Apakah kemampuan Raiola bertujuh bahasa secara fasih; Italia, Inggris, Jerman, Spanyol, Prancis, Portugal, dan tentu Belanda, yang menjadi modal terkuat bakatnya? Boleh jadi. Namun jawaban terkuatnya dan yang sebenarnya adalah kelihaian pergaulannya. Terus terobsesi dengan sepak bola adalah katalisator utama. Dan menjadi pecundang sebagai pemain di waktu mudanya, ditambah dengan latar belakang pekerjaan yang mengharuskan mengenal dan ngoceh dengan banyak orang, lambat laun mengubahnya dari nothing menjadi something bahkan anything.

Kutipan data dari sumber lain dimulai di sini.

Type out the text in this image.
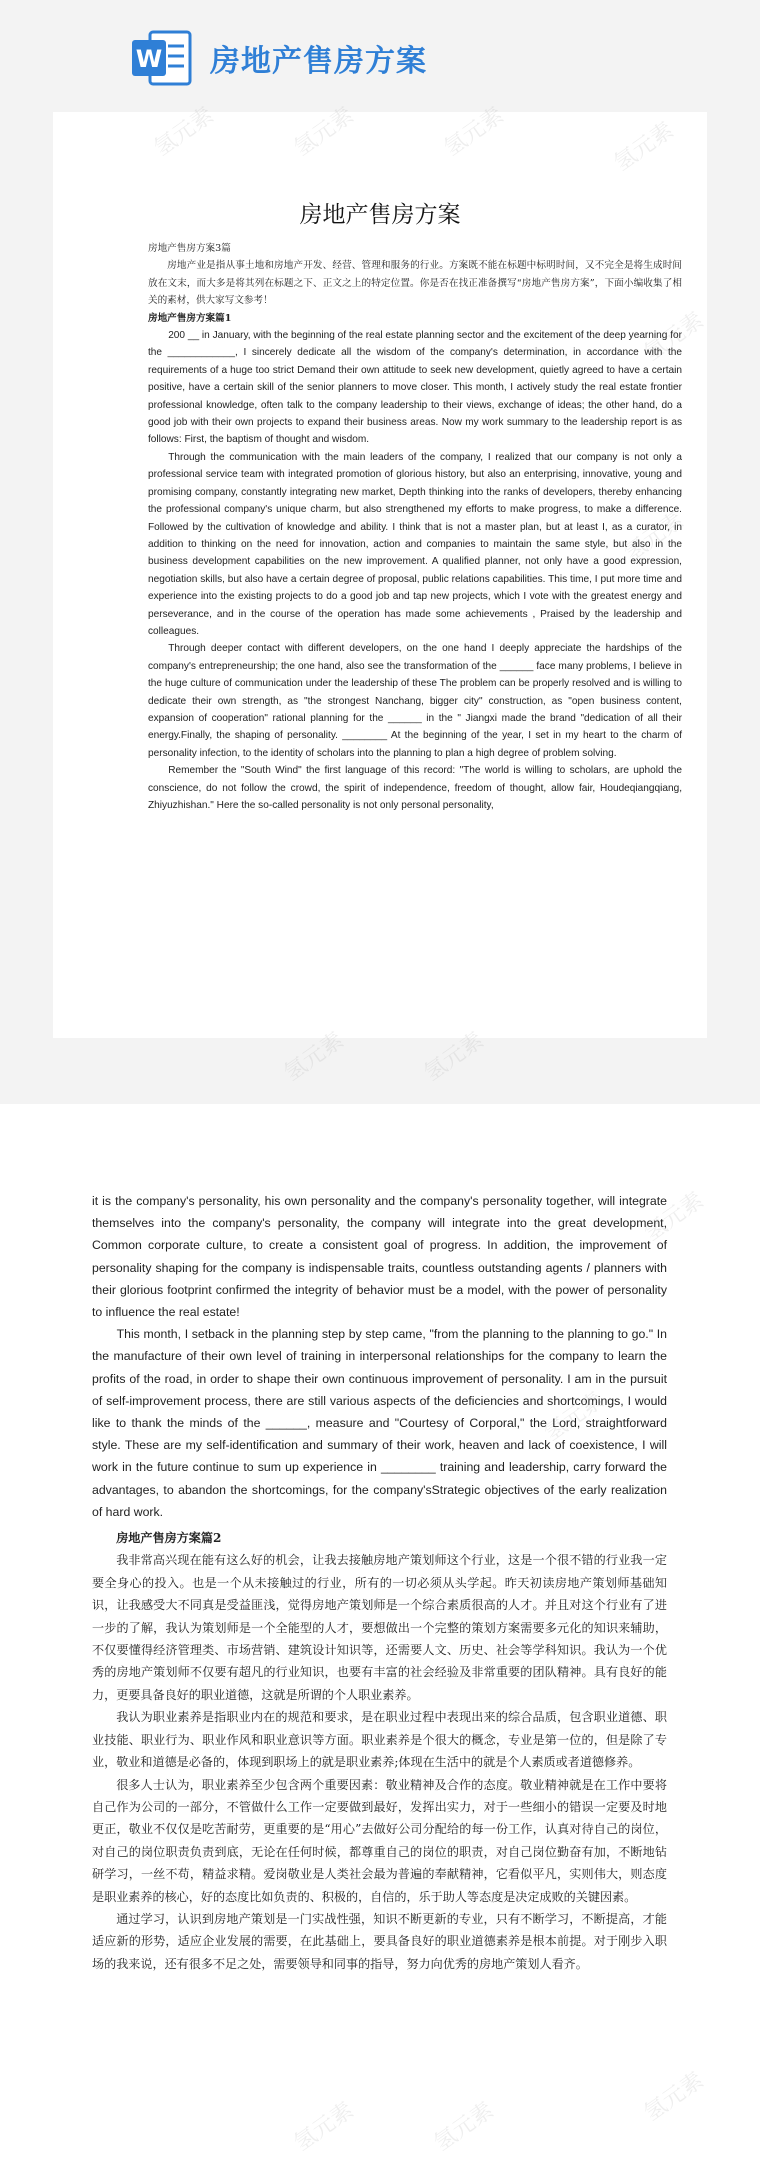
W 房地产售房方案
房地产售房方案

房地产售房方案3篇

房地产业是指从事土地和房地产开发、经营、管理和服务的行业。方案既不能在标题中标明时间，又不完全是将生成时间放在文末，而大多是将其列在标题之下、正文之上的特定位置。你是否在找正准备撰写“房地产售房方案”，下面小编收集了相关的素材，供大家写文参考！

房地产售房方案篇1

200 __ in January, with the beginning of the real estate planning sector and the excitement of the deep yearning for the ____________, I sincerely dedicate all the wisdom of the company's determination, in accordance with the requirements of a huge too strict Demand their own attitude to seek new development, quietly agreed to have a certain positive, have a certain skill of the senior planners to move closer. This month, I actively study the real estate frontier professional knowledge, often talk to the company leadership to their views, exchange of ideas; the other hand, do a good job with their own projects to expand their business areas. Now my work summary to the leadership report is as follows: First, the baptism of thought and wisdom.

Through the communication with the main leaders of the company, I realized that our company is not only a professional service team with integrated promotion of glorious history, but also an enterprising, innovative, young and promising company, constantly integrating new market, Depth thinking into the ranks of developers, thereby enhancing the professional company's unique charm, but also strengthened my efforts to make progress, to make a difference. Followed by the cultivation of knowledge and ability. I think that is not a master plan, but at least I, as a curator, in addition to thinking on the need for innovation, action and companies to maintain the same style, but also in the business development capabilities on the new improvement. A qualified planner, not only have a good expression, negotiation skills, but also have a certain degree of proposal, public relations capabilities. This time, I put more time and experience into the existing projects to do a good job and tap new projects, which I vote with the greatest energy and perseverance, and in the course of the operation has made some achievements , Praised by the leadership and colleagues.

Through deeper contact with different developers, on the one hand I deeply appreciate the hardships of the company's entrepreneurship; the one hand, also see the transformation of the ______ face many problems, I believe in the huge culture of communication under the leadership of these The problem can be properly resolved and is willing to dedicate their own strength, as "the strongest Nanchang, bigger city" construction, as "open business content, expansion of cooperation" rational planning for the ______ in the " Jiangxi made the brand "dedication of all their energy.Finally, the shaping of personality. ________ At the beginning of the year, I set in my heart to the charm of personality infection, to the identity of scholars into the planning to plan a high degree of problem solving.

Remember the "South Wind" the first language of this record: "The world is willing to scholars, are uphold the conscience, do not follow the crowd, the spirit of independence, freedom of thought, allow fair, Houdeqiangqiang, Zhiyuzhishan." Here the so-called personality is not only personal personality,

it is the company's personality, his own personality and the company's personality together, will integrate themselves into the company's personality, the company will integrate into the great development, Common corporate culture, to create a consistent goal of progress. In addition, the improvement of personality shaping for the company is indispensable traits, countless outstanding agents / planners with their glorious footprint confirmed the integrity of behavior must be a model, with the power of personality to influence the real estate!

This month, I setback in the planning step by step came, "from the planning to the planning to go." In the manufacture of their own level of training in interpersonal relationships for the company to learn the profits of the road, in order to shape their own continuous improvement of personality. I am in the pursuit of self-improvement process, there are still various aspects of the deficiencies and shortcomings, I would like to thank the minds of the ______, measure and "Courtesy of Corporal," the Lord, straightforward style. These are my self-identification and summary of their work, heaven and lack of coexistence, I will work in the future continue to sum up experience in ________ training and leadership, carry forward the advantages, to abandon the shortcomings, for the company'sStrategic objectives of the early realization of hard work.

房地产售房方案篇2

我非常高兴现在能有这么好的机会，让我去接触房地产策划师这个行业，这是一个很不错的行业我一定要全身心的投入。也是一个从未接触过的行业，所有的一切必须从头学起。昨天初读房地产策划师基础知识，让我感受大不同真是受益匪浅，觉得房地产策划师是一个综合素质很高的人才。并且对这个行业有了进一步的了解，我认为策划师是一个全能型的人才，要想做出一个完整的策划方案需要多元化的知识来辅助，不仅要懂得经济管理类、市场营销、建筑设计知识等，还需要人文、历史、社会等学科知识。我认为一个优秀的房地产策划师不仅要有超凡的行业知识，也要有丰富的社会经验及非常重要的团队精神。具有良好的能力，更要具备良好的职业道德，这就是所谓的个人职业素养。

我认为职业素养是指职业内在的规范和要求，是在职业过程中表现出来的综合品质，包含职业道德、职业技能、职业行为、职业作风和职业意识等方面。职业素养是个很大的概念，专业是第一位的，但是除了专业，敬业和道德是必备的，体现到职场上的就是职业素养;体现在生活中的就是个人素质或者道德修养。

很多人士认为，职业素养至少包含两个重要因素：敬业精神及合作的态度。敬业精神就是在工作中要将自己作为公司的一部分，不管做什么工作一定要做到最好，发挥出实力，对于一些细小的错误一定要及时地更正，敬业不仅仅是吃苦耐劳，更重要的是“用心”去做好公司分配给的每一份工作，认真对待自己的岗位，对自己的岗位职责负责到底，无论在任何时候，都尊重自己的岗位的职责，对自己岗位勤奋有加，不断地钻研学习，一丝不苟，精益求精。爱岗敬业是人类社会最为普遍的奉献精神，它看似平凡，实则伟大，则态度是职业素养的核心，好的态度比如负责的、积极的，自信的，乐于助人等态度是决定成败的关键因素。

通过学习，认识到房地产策划是一门实战性强，知识不断更新的专业，只有不断学习，不断提高，才能适应新的形势，适应企业发展的需要，在此基础上，要具备良好的职业道德素养是根本前提。对于刚步入职场的我来说，还有很多不足之处，需要领导和同事的指导，努力向优秀的房地产策划人看齐。

氢元素
氢元素
氢元素	氢元素
氢元素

Makanya sah atau tidak, sekarang ini Mino Raiola dianggap sebagai the most powerful agent in world football. Sebagian lagi melabelinya dengan negosiator ulung yang terlalu cerewet dan bergaya represif. Malahan beberapa media massa dunia yang memelototi hal ihwal sekecil-kecilnya di sepak bola menjulukinya si jenius. Bahkan seorang bekas pesaingnya, yang pernah bertahun-tahun adu ilmu, akhirnya mengakui kehebatan Raiola, lantas mencapnya dengan bombastis sebagai 'Donald Trump'-nya sepak bola dunia. Anda tahu 'kan karakter orang ini?
Dengan deretan klien kelas kakap yang tak asing mendengarnya, sebut saja Paul Pogba, Romelu Lukaku, Henrikh Mkhitaryan, Marco Veratti, Gianluigi Donnarumma, atau Mario Balotelli, jelas bin jelas Raiola punya amunisi hebat nan kuat untuk bertempur atau mengarungi liarnya belantara jual beli sepak bola dunia. Apalagi di masa lalunya, ketika baru menapakkan kaki di dunia agen pesepak bola, dia juga punya referensi yang cukup meyakinkan banyak pihak.
Di sepanjang 1992-1996, dengan beruntun Raiola sanggup menggaet deretan bintang Ajax Amsterdam seperti Bryan Roy (ke Foggia, 1992), Marciano Vink (Genoa, 1993), duet Wim Jonk dan Dennis Bergkamp (Internazionale, 1993) dan Michel Kreek (Padova, 1994). Pemain non-Belanda pertama yang diciduknya masuk ke bumi Serie A adalah Pavel Nedved, dari Sparta Praha ke Lazio dengan rekor transfer. Malahan di sekali waktu, kiprah pertamanya bergumul di dunia transfer, dipenuhi risiko besar tatkala berani memakelari bintang bengal Frank Rijkaard yang sedang ribut kontrak dengan Ajax Amsterdam.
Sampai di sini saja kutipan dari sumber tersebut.